A script might just not come together though there’s a story.

An act may not come together though there are dialogues.

A song may not come together though there are lyrics.

Inspiration has to come; it can’t be done. This seems so clear when it comes to any creative pursuit. A creative artist’s job therefore consists as much in waiting for it to happen, as in doing it himself. Waiting part is important, because that’s when something higher gets to work. Mughal-e-Azam took a decade to happen. The Great Wall of China happened in over more than two thousand years.

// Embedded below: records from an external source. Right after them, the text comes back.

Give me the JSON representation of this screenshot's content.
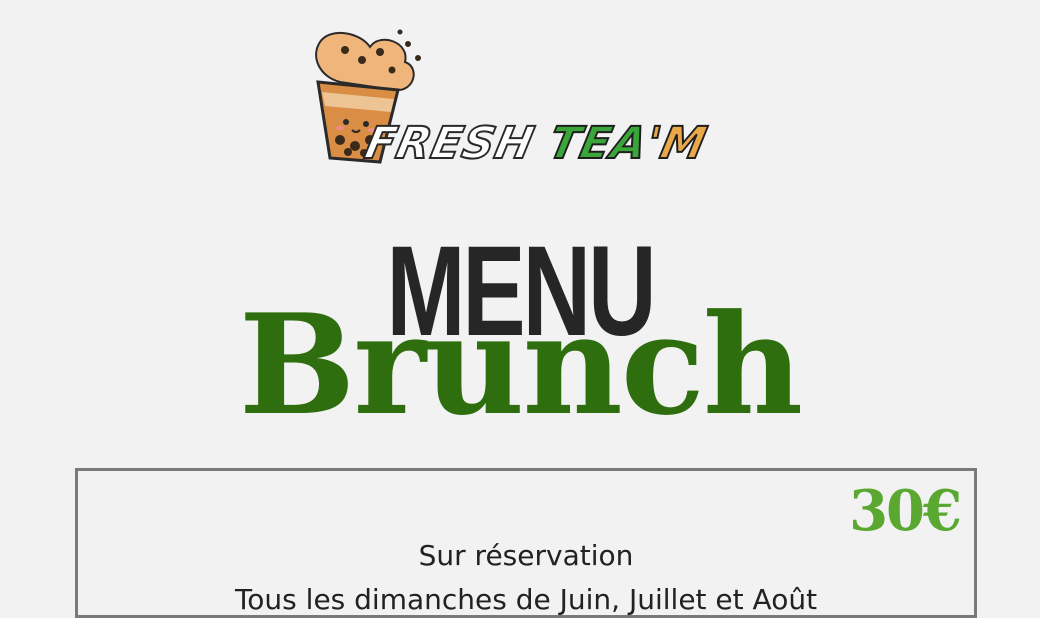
{
  "logo": {
    "word1": "FRESH",
    "word2": "TEA",
    "apostrophe": "'",
    "word3": "M",
    "icon": "bubble-tea-cup-icon"
  },
  "title": {
    "menu": "MENU",
    "brunch": "Brunch"
  },
  "card": {
    "price": "30€",
    "line1": "Sur réservation",
    "line2": "Tous les dimanches de Juin, Juillet et Août"
  },
  "colors": {
    "background": "#f2f2f2",
    "brunch_green": "#2f6e0f",
    "price_green": "#5aa832",
    "menu_dark": "#262626",
    "logo_green": "#3aa63a",
    "logo_orange": "#e9a84a"
  }
}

This particular filmmaker (his name is Rajat Kapoor), quoted a French filmmaker in this context. Apparently, this Frenchman would just put up a set in the studio or in an outdoor location and wait. Just wait! He felt while he shot his film, something extraordinary should happen. Something that’s not planned but will come about. Something that’s not intended, but will materialise. Something that would touch what’s being done and reform it, transform it, recreate it. He would call it Grace.

Here’s what he said about his process of filmmaking:

“Wait for the Accident to happen, wait for Grace, then wait for Divine Intervention.”

Obviously he used these three quantities viz. Accident, Grace and Divine Intervention as gradually unfolding stages of a miracle that supports a divinely inspired creation. In his lifetime, this filmmaker created a few amazing masterpieces.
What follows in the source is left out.